Just a minute. How has Belt managed to bypass the Arab Muslim conquest of the Christian and Jewish Middle East? For example, according to the pre-eminent scholar, Bat Ye'or, (and cited in Andrew Bostom's excellent The Legacy of Jihad),
"Abu Bakr organized the invasion of Syria (Syro-Palestine) which Mohammed had already envisioned...the whole Gaza region up to Casarea was sacked and devastated in the campaign of 634. Four thousand Jewish, Christian, and Samaritan peasants who defended their land were massacred. The villages of the Negev were pillaged by Amr b. al As...in his sermon on Christmas day, 634, the patriarch of Jerusalem, Sophronius, lamented over the impossibility of going on pilgrimage to Bethelehem...Sophronius, in his sermon on the day of Epiphany 636, bewailed the destruction of the churches and monasteries, the sacked towns, the fields laid waste...thousands of people perished in 639, victims of the famine that resulted from these destructions. According to the Muslim chronicler Baladhuri (d.892 C.E.), 40,000 Jews lived in Caesarea alone at the Arab conquest, after which all trace of them is lost."

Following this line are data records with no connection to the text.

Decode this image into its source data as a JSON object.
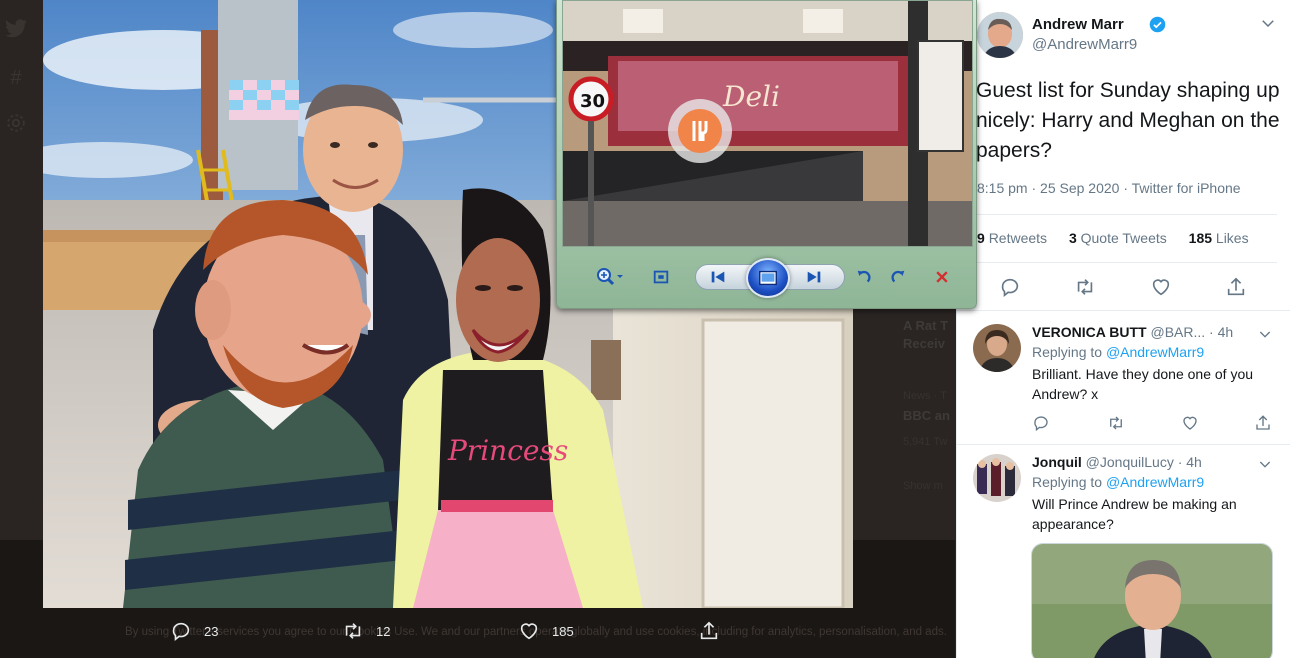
{
  "photo_actions": {
    "replies": "23",
    "retweets": "12",
    "likes": "185"
  },
  "background": {
    "cookie_text": "By using Twitter's services you agree to our Cookies Use. We and our partners operate globally and use cookies, including for analytics, personalisation, and ads.",
    "side_item1_title": "A Rat T",
    "side_item1_sub": "Receiv",
    "side_item2_meta": "News · T",
    "side_item2_title": "BBC an",
    "side_item2_count": "5,941 Tw",
    "show_more": "Show m"
  },
  "tweet": {
    "author_name": "Andrew Marr",
    "author_handle": "@AndrewMarr9",
    "text": "Guest list for Sunday shaping up nicely: Harry and Meghan on the papers?",
    "meta": "8:15 pm · 25 Sep 2020 · Twitter for iPhone",
    "retweets_count": "9",
    "retweets_label": "Retweets",
    "quote_count": "3",
    "quote_label": "Quote Tweets",
    "likes_count": "185",
    "likes_label": "Likes"
  },
  "replies": [
    {
      "name": "VERONICA BUTT",
      "handle": "@BAR...",
      "time": "· 4h",
      "replying_label": "Replying to",
      "replying_to": "@AndrewMarr9",
      "body": "Brilliant.  Have they done one of you Andrew? x"
    },
    {
      "name": "Jonquil",
      "handle": "@JonquilLucy",
      "time": "· 4h",
      "replying_label": "Replying to",
      "replying_to": "@AndrewMarr9",
      "body": "Will Prince Andrew be making an appearance?"
    }
  ],
  "viewer": {
    "speed_sign": "30",
    "shop_sign": "Deli"
  },
  "colors": {
    "twitter_blue": "#1da1f2",
    "verified_blue": "#1da1f2",
    "pane_bg": "#ffffff"
  },
  "icons": [
    "twitter-bird-icon",
    "hashtag-icon",
    "gear-icon",
    "reply-icon",
    "retweet-icon",
    "like-icon",
    "share-icon",
    "verified-badge-icon",
    "chevron-down-icon",
    "zoom-icon",
    "fit-to-window-icon",
    "previous-icon",
    "slideshow-icon",
    "next-icon",
    "rotate-left-icon",
    "rotate-right-icon",
    "delete-icon"
  ]
}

Based on scholarly sources, Bostom carefully and comprehensively chronicles the systematic Arab Muslim pillaging of the entire Middle East which included their enslavement and murder of Christians and Jews. What Don Belt fails to note, even in passing, is that more than four centuries of such Arab Muslim persecution of Christians is precisely what led to the Christian Crusades...
http://gatesofvienna.blogspot.com/2009/05/to-push-or-to-squeeze_18.html#readfurther
Very interesting
I haven't read the NG article. I've read, from another source, about the impact of unintended consequences from US Christian missionaries where a number of established Arab Christian churches immigrated en masse to the US.
The implication of the NG article seems to conflate killing in crusades to the US offering a safe haven from Islamic persecution, which is rather disingenuous. It would be analogous to blaming the US for the current reduced European Jewish population, since a number of Jewish people left Europe & moved to America.